745 Boylston Street


AS soon as a letter to the editor arrives at our offices, it is labeled with a gummed yellow rectangle that bears the words "The Mail." During the past few months we have put such rectangles on more than 300 letters pertaining to George McKenna's cover story "On Abortion: A Lincolnian Position" (September, 1995). Letters about that article were published in last month's issue, and more appear in this month's--and the letters continue to arrive. We have received more mail about this article than about any other in years--more even than about Barbara Dafoe Whitehead's "Dan Quayle Was Right" (April, 1993).

How to characterize the response to McKenna? The best way to assess it, of course, is simply to read the letters column. Whether agreeing fiercely or disagreeing fiercely with McKenna's position--which argued for a tough national anti-abortion strategy that nonetheless leaves intact a woman's legal right to have an abortion--the letter writers by and large offer arguments that reflect careful thought and in many cases passionate commitment. Anger and protest have typically been channeled into vigorous prose. We have read with interest all the letters we received on the McKenna article. We wish we could publish more of them.

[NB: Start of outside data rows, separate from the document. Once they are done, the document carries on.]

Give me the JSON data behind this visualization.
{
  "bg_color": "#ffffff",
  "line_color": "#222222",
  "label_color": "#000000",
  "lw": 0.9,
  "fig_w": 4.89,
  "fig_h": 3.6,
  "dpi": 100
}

And then there were the letters that said, essentially, "Cancel my subscription." We receive a few of these every month, objecting to one article or another, and they always prompt a sigh. The sigh is not because of the loss of income, though we regret losing a subscriber. It is rather because such letters reflect a misunderstanding of The Atlantic Monthly's very purpose.

Ours is not an ideological magazine, like or The Nation--the sort of magazine that might justifiably be punished for "heresy" by an act of defection. We are an invitational forum, not the pulpit of an established church. Only on rare occasions has this magazine published unsigned editorials meant to put forward an institutional point of view--for to do so with any regularity would imply that everything else in the magazine was selected to advance some broader, though perhaps hidden, agenda. Indeed, one essential point of this enterprise from the outset has been to provide a place where diverse perspectives on matters of national importance--perspectives grounded in logic and facts as opposed to emotional rhetoric, and expressed reasonably and tastefully--can get a full public hearing. The founding editors wrote in the first issue of the magazine that The Atlantic would be the organ "of no party or clique." We are strict constructionists with regard to this clause of our constitution.

For the record, we do of course cancel subscriptions when so requested. We also welcome anyone back. --THE EDITORS

The Atlantic Monthly; January 1996; 745 Boylston Street; Volume 277, No. 1; page 6.